Era extraño que la propuesta de la mente que se separa del cuerpo procediera de una persona tan poco atractiva, pensó Cleaver. O quizá, pensándolo mejor, no era tan extraño.

Se sintió súbitamente animado.

– Permítame que le pregunte una cosa -dijo-. ¿Cree que en la vida cotidiana la mente, nuestra conciencia, está inextricablemente ligada al cuerpo? ¿O que puede llevar una existencia separada?

El sapo abrió los ojos lentamente. – ¿Usted qué cree? -preguntó a su vez.

– Que la conciencia puede vagar, pero no sabemos cómo llamarlo. Visiones, ceremonias religiosas, sueños, experiencias casi del más allá, visitaciones de los difuntos, son todos ejemplos de lo mismo: la conciencia derramándose fuera de su recipiente físico.

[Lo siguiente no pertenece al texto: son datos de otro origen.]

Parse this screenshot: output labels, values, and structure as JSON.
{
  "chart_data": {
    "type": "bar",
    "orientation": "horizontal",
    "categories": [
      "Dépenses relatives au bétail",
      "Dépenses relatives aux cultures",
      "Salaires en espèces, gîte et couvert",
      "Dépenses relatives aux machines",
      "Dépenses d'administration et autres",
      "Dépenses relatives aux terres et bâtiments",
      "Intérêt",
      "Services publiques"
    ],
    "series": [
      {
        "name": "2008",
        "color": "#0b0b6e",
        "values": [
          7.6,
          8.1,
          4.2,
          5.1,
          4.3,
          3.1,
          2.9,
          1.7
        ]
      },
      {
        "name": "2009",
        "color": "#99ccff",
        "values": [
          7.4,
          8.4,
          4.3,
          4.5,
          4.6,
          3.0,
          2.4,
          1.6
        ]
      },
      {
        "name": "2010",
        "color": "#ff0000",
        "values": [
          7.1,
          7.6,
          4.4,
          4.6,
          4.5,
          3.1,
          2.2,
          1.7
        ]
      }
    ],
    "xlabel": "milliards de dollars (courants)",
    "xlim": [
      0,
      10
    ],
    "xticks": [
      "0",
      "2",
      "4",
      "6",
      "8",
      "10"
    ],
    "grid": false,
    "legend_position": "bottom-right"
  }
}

– Felicidades -dijo Cybedon-, ha descubierto el multiuniverso.

– ¿El multiuniverso?

– Como pasamos la mayor parte de nuestras vidas de vigilia en las estrechas dimensiones de nuestro universo singular, no reconocemos todas esas pistas de que ahí fuera hay muchos universos, todos ellos existiendo uno junto al otro. ¿Quién sabe lo que contienen? Recuerdos, sueños, cada acción que realizamos alguna vez, cada palabra emitida, cada persona que haya existido, cualquier cosa y todas las cosas que nuestras conciencias hayan experimentado alguna vez, todas paralelas entre sí como si fuesen cientos de placas base en un ordenador. -Volvió a cerrar los ojos y murmuró suavemente-: En la mansión de mi padre hay muchas habitaciones.

Una metáfora bíblica muy extraña, pensó Cleaver. Pero sentía una excitación que apenas podía contener, una cálida corriente de satisfacción consigo mismo. Nunca antes se había encontrado con alguien capaz de expresar en palabras todo lo que él había estado pensando durante estos años, todo aquello en lo que había estado trabajando, sus teorías que ahora finalmente habían alcanzado el último estadio científico de la experimentación.